Eliza Jones: Yes, with the scraper and the heavy weight on top. You just scrape away all the inside tissue from the meat side. When you get that done, then you turn it with the fur side out—still draped over a log—and then you get a knife. You hold the hide and cut the hair off. You cut the hair off the whole hide. And then when you get all that done, you put the hide in water and clean it off. If it’s in winter, you take it outside and you make little peg holes around the edge of the hide.

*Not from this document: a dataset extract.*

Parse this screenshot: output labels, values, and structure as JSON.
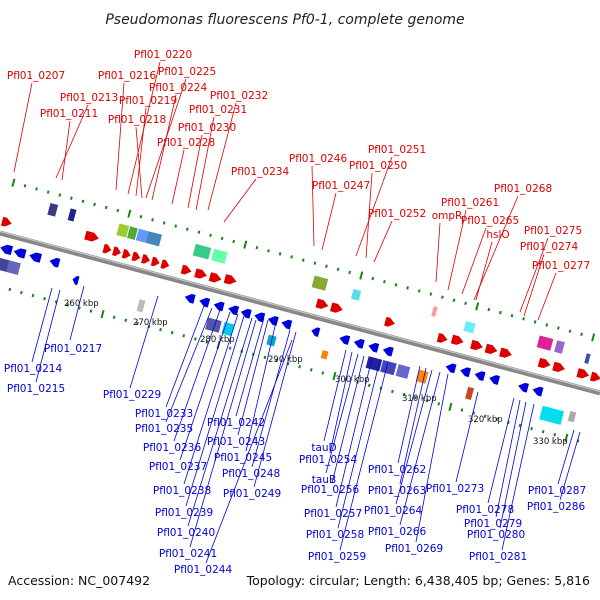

And you get little sticks to stake it down with and make flat place to stake it down. You do it on one side, and then when you get to the other side, you pull on the hide. You pull on the hide so that it’s really taut, tight all around, so that it freezes smooth. And then after it freezes, like the next day, you drape it over maybe a sleigh or something. And you get a maahaa k’edelaaghe [scraper used in tanning moose hides], and you scrape this frozen hide, on the inside first. You finish taking all the tissue off the inside skin, and then you turn the hide over and do the same thing. The epidermis—that’s what that the hair grows on—you have to scrape all that off. Then you wind dry it, and after that it can be tanned. They usually wait until the fall, until it’s the right time. In the meantime, you save the brains from the moose and put it in a container and let it ferment, and you use that to tan it. It’s a long process. There are books on how to tan, because it’s a long process. You have to read about it, I can’t tell you all about it.
Aron Crowell: You end up with a really soft hide.
Eliza Jones: Yes. And you take rotten spruce—button spruce—it’s a reddish-brown color, and you make smudge [smoke] in a container, like in a tub. It takes about four hours to color it.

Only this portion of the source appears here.